Government and household spending accounted for roughly 90 per cent of Canada's GDP last year, and those two factors show no signs of being able to pick the economy up by its bootstraps anytime soon. Household debt has hit a record of 152 per cent of disposable income, and government debt-to-GDP ratios have risen considerably in recent years, especially at the provincial level.
"With the household and government sectors preoccupied with repairing their balance sheets, the stage is set for Canada’s export-oriented business sector to step up to help sustain Canada’s expansion," the bank says.
Canadian corporations have quietly amassed significant amounts of cash in recent years. That should serve them well to invest now, with the Canadian dollar strong.
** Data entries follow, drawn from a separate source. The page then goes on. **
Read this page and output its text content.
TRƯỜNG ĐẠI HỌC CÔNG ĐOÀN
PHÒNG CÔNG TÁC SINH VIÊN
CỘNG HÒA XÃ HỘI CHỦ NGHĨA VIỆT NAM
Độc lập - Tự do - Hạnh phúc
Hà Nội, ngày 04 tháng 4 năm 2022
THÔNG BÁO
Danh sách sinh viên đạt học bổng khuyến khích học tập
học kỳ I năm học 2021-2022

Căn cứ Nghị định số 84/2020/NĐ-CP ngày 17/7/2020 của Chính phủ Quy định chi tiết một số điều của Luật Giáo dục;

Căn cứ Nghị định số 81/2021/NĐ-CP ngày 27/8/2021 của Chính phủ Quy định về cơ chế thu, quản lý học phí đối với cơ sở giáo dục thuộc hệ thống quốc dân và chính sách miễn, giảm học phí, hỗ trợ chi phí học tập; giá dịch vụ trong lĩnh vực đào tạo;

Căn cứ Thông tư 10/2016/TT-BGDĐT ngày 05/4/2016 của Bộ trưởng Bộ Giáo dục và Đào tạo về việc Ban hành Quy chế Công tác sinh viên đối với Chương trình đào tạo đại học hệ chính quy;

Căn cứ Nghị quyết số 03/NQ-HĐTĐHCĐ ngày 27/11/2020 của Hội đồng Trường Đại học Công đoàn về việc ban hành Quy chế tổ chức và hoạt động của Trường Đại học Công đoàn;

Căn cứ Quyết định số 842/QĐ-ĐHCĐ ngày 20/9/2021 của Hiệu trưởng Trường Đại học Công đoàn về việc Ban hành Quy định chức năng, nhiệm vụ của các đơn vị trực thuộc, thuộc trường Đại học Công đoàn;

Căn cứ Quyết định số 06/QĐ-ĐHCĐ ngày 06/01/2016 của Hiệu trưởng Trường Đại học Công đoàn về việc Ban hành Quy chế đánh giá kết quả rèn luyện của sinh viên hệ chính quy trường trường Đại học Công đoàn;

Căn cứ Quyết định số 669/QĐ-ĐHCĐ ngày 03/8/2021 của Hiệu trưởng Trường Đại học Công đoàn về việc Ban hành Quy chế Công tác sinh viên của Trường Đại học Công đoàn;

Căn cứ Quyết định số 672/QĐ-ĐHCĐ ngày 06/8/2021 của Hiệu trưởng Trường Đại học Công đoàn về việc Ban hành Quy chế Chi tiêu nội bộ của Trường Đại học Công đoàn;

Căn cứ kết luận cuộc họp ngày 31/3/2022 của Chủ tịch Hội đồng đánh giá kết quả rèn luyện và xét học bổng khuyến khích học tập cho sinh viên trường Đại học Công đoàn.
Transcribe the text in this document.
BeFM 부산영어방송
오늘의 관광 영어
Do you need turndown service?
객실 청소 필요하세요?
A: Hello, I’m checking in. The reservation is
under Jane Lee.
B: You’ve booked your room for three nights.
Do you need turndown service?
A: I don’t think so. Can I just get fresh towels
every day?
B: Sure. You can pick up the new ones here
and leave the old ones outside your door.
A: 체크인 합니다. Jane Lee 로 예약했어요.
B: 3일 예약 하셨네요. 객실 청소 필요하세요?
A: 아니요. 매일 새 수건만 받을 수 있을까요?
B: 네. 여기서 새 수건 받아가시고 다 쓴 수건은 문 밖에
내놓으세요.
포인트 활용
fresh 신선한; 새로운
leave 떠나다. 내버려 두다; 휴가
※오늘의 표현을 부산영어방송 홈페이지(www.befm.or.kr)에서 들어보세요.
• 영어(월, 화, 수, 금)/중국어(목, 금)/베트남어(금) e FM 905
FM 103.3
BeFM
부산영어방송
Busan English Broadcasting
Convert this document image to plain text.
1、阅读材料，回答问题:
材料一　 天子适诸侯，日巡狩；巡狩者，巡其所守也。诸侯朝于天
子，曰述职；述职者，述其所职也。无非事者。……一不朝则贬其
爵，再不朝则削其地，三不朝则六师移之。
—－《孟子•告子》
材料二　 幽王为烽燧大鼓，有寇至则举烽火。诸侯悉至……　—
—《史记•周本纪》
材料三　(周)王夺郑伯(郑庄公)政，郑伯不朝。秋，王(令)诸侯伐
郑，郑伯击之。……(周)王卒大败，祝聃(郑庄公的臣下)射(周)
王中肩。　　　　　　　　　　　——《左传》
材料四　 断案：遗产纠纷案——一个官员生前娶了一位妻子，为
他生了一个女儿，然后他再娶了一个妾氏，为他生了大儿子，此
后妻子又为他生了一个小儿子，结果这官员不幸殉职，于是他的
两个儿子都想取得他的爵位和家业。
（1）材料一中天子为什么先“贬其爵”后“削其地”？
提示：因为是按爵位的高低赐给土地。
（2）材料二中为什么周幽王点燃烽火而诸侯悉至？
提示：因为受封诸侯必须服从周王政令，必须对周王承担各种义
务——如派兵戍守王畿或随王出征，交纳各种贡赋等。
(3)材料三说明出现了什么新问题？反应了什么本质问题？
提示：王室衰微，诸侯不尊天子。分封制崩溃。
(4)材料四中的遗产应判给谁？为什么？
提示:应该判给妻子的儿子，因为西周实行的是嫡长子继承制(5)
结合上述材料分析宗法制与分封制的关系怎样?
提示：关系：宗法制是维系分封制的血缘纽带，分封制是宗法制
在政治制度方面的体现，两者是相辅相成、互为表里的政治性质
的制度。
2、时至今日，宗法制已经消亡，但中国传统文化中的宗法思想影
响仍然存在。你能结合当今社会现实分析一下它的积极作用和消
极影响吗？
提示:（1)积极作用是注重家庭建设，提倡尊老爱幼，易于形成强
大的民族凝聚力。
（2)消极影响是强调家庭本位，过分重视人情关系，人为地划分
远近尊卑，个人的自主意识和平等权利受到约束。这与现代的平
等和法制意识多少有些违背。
Gradual progress against the major international headwinds such as the ongoing European financial crisis, an anemic U.S. recovery and slowing emerging economies should improve Canadian exporters' performance, but not until early 2013, the bank warns.
"Overall, corporate profits are likely to advance at a healthy five to seven per cent pace over 2013 and 2014 on the back of improved global demand," TD said.
On the housing front, the bank says it looks like the correction is underway, driven by a sharp slowdown in the Vancouver market. "The tide seems to have finally turned."
TD expects the slowdown will become more broad-based after the government recently moved, for a fourth time, to tighten the rules surrounding who qualifies for a mortgage.
"The economy is now left with a debt overhang and an overbuilt, overpriced housing market," TD said. The bank estimates that on average, Canada's housing market is likely about 10 per cent overpriced, and is due for a slow, gradual correction.
"The adjustment is expected to occur gradually over the next [two or three] years, which should be quite manageable for most Canadian households," TD said.